439. Ternary Expression Parser

Given a string representing arbitrarily nested ternary expressions, calculate the result of the expression. You can always assume that the given expression is valid and only consists of digits 0-9, ?, :, T and F (T and F represent True and False respectively).

Note:
The length of the given string is ≤ 10000.
Each number will contain only one digit.
The conditional expressions group right-to-left (as usual in most languages).
The condition will always be either T or F. That is, the condition will never be a digit.
The result of the expression will always evaluate to either a digit 0-9, T or F.

Example 1:

Input: "T?2:3"

Output: "2"

Explanation: If true, then result is 2; otherwise result is 3.

Example 2:

Input: "F?1:T?4:5"

Output: "4"

Explanation: The conditional expressions group right-to-left. Using parenthesis, it is read/evaluated as:

             "(F ? 1 : (T ? 4 : 5))"                   "(F ? 1 : (T ? 4 : 5))"
          -> "(F ? 1 : 4)"                 or       -> "(T ? 4 : 5)"
          -> "4"                                    -> "4"

Example 3:

Input: "T?T?F:5:3"

Output: "F"

Explanation: The conditional expressions group right-to-left.
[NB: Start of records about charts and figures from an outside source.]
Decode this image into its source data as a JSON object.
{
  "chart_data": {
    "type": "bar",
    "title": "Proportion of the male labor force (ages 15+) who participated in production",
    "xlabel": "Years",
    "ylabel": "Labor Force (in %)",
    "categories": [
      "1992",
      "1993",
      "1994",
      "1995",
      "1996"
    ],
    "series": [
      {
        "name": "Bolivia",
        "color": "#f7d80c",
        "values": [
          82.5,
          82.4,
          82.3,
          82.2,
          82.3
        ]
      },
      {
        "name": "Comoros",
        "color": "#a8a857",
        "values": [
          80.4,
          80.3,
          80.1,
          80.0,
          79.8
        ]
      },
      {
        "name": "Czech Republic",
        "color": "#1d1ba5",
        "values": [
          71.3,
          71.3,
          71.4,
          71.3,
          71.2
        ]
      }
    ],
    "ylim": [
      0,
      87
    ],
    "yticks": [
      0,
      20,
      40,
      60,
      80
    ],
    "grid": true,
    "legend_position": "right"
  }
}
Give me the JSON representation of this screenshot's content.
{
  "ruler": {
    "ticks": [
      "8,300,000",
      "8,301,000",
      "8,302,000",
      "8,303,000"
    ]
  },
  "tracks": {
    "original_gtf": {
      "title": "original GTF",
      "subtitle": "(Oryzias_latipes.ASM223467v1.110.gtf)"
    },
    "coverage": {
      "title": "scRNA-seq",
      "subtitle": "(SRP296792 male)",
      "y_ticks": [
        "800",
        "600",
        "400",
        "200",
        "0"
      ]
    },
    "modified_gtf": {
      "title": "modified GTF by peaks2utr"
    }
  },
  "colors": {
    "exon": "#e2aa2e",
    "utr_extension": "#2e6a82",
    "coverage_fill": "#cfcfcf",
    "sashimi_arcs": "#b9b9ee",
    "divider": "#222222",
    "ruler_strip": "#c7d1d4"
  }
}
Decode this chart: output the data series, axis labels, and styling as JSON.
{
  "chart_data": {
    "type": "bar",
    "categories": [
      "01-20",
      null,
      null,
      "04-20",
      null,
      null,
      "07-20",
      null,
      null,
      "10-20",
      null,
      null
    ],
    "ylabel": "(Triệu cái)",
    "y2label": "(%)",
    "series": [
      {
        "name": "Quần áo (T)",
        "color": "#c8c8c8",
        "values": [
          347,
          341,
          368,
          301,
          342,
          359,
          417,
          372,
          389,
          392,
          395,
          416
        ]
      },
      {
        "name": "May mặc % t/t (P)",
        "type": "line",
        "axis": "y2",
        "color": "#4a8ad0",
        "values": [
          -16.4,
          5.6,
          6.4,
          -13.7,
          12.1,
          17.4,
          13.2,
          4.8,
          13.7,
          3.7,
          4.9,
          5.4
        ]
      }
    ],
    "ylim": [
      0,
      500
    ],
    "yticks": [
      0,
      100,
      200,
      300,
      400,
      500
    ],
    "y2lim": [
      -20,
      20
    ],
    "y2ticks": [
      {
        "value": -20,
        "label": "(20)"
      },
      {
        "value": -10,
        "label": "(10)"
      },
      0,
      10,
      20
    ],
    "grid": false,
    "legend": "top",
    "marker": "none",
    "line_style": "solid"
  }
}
Using parenthesis, it is read/evaluated as:

             "(T ? (T ? F : 5) : 3)"                   "(T ? (T ? F : 5) : 3)"
          -> "(T ? F : 3)"                 or       -> "(T ? F : 5)"
          -> "F"                                    -> "F"

Solution：Stack

思路：
利用栈stack的思想，存所有的字符，将原数组从后往前遍历，将遍历到的字符都压入栈中，我们检测如果栈首元素是问号，说明我们当前遍历到的字符是T或F，然后我们移除问号，再取出第一部分，再移除冒号，再取出第二部分，我们根据当前字符来判断是放哪一部分进栈，这样遍历完成后，所有问号都处理完了，剩下的栈顶元素即为所求:
Time Complexity: O(N) Space Complexity: O(N)

Solution Code：

// Input: "T?T?F:5:3"
class Solution {
    public String parseTernary(String expression) {
        if (expression == null || expression.length() == 0) return "";
        Deque stack = new LinkedList<>();

        for (int i = expression.length() - 1; i >= 0; i--) {
            char c = expression.charAt(i);
            if (!stack.isEmpty() && stack.peek() == '?') {

                stack.pop(); //pop '?'
                char first = stack.pop();
                stack.pop(); //pop ':'
                char second = stack.pop();

                if (c == 'T') stack.push(first);
                else stack.push(second);
            } else {
                stack.push(c);
            }
        }

        return String.valueOf(stack.peek());
    }
}